Department of Emergency Medicine, School of Medicine, Kyungpook National University, Daegu, Korea.
Department of Radiology, School of Medicine, Kyungpook National University, Daegu, Korea.
Technol Health Care. 2021;29(5):881-895. doi: 10.3233/THC-202533.
Doctors with various specializations and experience order brain computed tomography (CT) to rule out intracranial hemorrhage (ICH). Advanced artificial intelligence (AI) can discriminate subtypes of ICH with high accuracy.
The purpose of this study was to investigate the clinical usefulness of AI in ICH detection for doctors across a variety of specialties and backgrounds.
A total of 5702 patients' brain CTs were used to develop a cascaded deep-learning-based automated segmentation algorithm (CDLA). A total of 38 doctors were recruited for testing and categorized into nine groups. Diagnostic time and accuracy were evaluated for doctors with and without assistance from the CDLA.
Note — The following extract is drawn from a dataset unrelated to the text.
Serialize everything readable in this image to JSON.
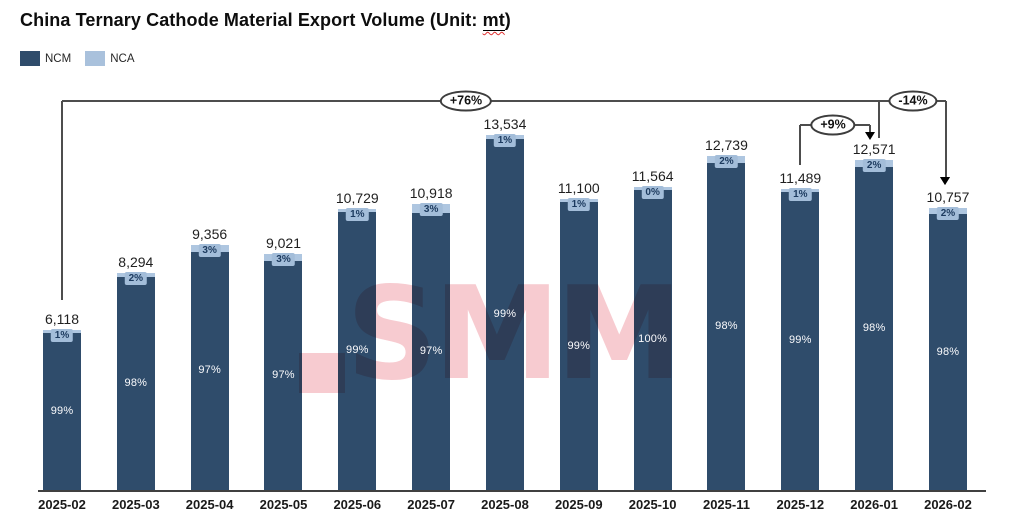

The CDLA in the validation set for differential diagnoses among a negative finding and five subtypes of ICH revealed an AUC of 0.966 (95% CI, 0.955-0.977). Specific doctor groups, such as interns, internal medicine, pediatrics, and emergency junior residents, showed significant improvement with assistance from the CDLA (p= 0.029). However, the CDLA did not show a reduction in the mean diagnostic time.
Even though the CDLA may not reduce diagnostic time for ICH detection, unlike our expectation, it can play a role in improving diagnostic accuracy in specific doctor groups.
不同专业和经验的医生会开脑部计算机断层扫描(CT)来排除颅内出血(ICH)。先进的人工智能(AI)可以高精度地区分 ICH 的亚型。
本研究旨在探讨 AI 在ICH 检测中的临床应用价值,针对不同专业和背景的医生。
共使用 5702 名患者的脑部 CT 来开发级联深度学习自动分割算法(CDLA)。共招募了 38 名医生进行测试,并分为九个小组。评估了有和没有 CDLA 辅助的医生的诊断时间和准确率。
验证集中用于鉴别阴性结果和五种 ICH 亚型的 CDLA 显示出 0.966 的 AUC(95%CI,0.955-0.977)。具有辅助的 CDLA 可以显著提高实习医生、内科、儿科和急诊初级住院医生等特定医生群体的准确率(p=0.029)。然而,CDLA 并没有缩短平均诊断时间。
尽管 CDLA 可能不会缩短 ICH 检测的诊断时间,但与我们的预期相反,它可以在特定医生群体中提高诊断准确性。